C. Millon : Pas du tout. La France a simplement constaté que depuis un certain nombre d'années, d'une manière très hypocrite, la communauté internationale donnait des leçons à la Chine sans pouvoir, en réalité, faire bouger la question des droits de l'homme en Chine. Il y avait des réunions périodiques où il y avait admonestations qui étaient faites à la Chine et aucune suite ne suivait.
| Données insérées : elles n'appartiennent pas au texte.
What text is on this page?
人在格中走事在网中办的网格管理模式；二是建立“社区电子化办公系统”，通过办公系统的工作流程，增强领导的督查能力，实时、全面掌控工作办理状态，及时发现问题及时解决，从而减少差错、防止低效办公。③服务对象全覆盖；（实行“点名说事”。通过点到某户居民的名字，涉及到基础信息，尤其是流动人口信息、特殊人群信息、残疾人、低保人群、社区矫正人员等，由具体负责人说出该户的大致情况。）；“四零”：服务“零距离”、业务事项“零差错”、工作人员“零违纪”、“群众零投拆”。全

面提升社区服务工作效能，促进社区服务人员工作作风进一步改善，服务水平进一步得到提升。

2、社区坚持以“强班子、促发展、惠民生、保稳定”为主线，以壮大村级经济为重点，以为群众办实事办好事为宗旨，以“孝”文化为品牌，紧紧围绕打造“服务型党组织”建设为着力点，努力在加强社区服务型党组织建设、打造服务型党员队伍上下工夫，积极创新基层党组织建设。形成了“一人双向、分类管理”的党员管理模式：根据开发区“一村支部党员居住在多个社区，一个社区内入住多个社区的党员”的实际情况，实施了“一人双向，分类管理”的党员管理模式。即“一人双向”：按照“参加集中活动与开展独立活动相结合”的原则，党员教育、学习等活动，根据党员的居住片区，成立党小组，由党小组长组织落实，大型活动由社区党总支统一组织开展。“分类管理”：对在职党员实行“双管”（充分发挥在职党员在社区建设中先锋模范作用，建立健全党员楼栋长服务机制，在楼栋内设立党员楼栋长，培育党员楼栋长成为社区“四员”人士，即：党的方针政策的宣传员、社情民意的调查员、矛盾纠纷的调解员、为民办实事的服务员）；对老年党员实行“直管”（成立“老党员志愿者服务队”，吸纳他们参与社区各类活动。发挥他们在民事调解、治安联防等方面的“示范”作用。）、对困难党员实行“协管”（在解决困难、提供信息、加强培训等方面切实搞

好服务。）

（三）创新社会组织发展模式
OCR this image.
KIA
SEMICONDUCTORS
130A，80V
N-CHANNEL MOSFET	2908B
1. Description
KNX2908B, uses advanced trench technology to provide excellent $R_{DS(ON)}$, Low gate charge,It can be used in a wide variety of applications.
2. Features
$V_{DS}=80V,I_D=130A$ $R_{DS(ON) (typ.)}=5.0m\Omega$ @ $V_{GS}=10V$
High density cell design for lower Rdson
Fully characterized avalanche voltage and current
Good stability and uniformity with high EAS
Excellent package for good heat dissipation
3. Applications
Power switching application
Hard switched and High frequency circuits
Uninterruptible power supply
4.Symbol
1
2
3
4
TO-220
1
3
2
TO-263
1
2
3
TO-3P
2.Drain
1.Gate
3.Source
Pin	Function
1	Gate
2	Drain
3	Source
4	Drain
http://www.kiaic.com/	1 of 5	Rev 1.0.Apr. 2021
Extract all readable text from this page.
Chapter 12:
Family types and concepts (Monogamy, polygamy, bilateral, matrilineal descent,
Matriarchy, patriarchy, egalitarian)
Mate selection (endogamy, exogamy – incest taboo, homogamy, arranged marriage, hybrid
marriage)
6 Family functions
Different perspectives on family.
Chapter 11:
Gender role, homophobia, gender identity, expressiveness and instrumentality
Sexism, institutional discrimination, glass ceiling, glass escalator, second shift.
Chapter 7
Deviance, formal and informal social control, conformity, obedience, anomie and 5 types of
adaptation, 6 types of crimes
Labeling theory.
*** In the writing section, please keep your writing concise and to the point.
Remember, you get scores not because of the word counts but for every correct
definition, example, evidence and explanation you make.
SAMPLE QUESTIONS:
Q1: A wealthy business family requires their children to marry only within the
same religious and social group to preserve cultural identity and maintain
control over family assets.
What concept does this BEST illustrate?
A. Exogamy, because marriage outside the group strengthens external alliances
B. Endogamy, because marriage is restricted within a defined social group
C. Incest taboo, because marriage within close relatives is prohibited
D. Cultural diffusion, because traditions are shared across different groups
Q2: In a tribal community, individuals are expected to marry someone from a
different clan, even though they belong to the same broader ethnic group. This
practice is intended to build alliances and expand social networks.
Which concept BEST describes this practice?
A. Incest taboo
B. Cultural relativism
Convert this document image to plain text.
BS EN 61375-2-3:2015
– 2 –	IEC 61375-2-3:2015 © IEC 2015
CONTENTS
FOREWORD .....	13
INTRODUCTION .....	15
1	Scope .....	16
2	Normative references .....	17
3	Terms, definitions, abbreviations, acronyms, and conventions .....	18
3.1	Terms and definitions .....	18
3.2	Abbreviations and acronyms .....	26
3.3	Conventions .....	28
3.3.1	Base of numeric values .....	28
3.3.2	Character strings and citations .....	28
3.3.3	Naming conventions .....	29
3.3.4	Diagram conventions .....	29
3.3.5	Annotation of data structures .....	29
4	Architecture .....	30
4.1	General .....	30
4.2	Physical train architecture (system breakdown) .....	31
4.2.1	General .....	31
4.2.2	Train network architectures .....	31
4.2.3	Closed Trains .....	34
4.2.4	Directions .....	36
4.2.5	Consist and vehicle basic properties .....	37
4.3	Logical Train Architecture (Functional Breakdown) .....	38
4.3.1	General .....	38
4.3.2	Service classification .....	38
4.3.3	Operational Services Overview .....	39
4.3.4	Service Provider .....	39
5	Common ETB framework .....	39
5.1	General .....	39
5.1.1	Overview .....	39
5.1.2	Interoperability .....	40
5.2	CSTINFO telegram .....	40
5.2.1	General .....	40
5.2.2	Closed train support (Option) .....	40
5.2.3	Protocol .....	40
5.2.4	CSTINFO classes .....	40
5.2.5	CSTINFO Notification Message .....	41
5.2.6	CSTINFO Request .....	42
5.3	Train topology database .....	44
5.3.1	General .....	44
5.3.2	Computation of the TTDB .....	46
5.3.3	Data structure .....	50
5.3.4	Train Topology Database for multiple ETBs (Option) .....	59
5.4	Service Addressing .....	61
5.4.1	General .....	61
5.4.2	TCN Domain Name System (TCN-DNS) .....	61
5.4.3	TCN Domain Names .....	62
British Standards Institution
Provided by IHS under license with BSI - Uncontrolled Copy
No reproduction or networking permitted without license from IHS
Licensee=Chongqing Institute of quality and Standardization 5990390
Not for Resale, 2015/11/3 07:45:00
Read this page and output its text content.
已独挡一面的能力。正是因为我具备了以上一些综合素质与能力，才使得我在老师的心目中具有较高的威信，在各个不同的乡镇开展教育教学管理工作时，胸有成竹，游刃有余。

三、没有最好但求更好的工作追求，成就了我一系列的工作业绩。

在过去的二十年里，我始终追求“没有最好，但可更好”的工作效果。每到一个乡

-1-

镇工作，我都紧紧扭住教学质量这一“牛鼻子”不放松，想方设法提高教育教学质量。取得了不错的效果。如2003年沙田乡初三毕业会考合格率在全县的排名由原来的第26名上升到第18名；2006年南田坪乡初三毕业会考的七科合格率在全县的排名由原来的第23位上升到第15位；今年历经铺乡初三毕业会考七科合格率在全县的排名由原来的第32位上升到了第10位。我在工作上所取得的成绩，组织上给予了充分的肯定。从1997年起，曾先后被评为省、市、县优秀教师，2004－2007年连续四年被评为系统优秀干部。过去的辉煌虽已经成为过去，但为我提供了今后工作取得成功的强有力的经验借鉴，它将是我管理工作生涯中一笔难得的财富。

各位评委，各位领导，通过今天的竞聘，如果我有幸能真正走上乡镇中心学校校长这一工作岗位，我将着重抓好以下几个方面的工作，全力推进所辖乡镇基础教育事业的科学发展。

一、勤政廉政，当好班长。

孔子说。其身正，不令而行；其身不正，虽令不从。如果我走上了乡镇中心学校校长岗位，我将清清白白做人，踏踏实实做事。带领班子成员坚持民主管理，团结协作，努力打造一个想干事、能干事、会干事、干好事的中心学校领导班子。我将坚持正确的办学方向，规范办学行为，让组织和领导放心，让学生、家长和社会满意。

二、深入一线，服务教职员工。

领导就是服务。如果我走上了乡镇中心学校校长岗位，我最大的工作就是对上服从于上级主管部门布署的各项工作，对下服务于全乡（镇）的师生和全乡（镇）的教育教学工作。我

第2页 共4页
Le Président Chirac, il y a un an, a décidé de changer de méthode, d'engager un dialogue exigeant avec les dirigeants chinois, une dialogue constructif en leur disant "voilà, il y a des avancées qu'il convient de faire dans le domaine des droits de l'homme." J'ai été très heureux, lors du voyage que je fais pour préparer le voyage du Président de la République, de constater que le Président de la République chinoise m'a annoncé qu'il signerait avant la fin de 1997 le pacte des Nations unies sur les droits économiques, sociaux et culturels et qu'il mettait en étude positive le pacte des Nations unies sur les droits civils et politiques. Ce sont des affirmations. Ce sont des intentions et j'espère qu'elles se transformeront en acte juridique très bientôt et qu'ensuite elles se transformeront en acte politique. Je crois que c'est un volet très important.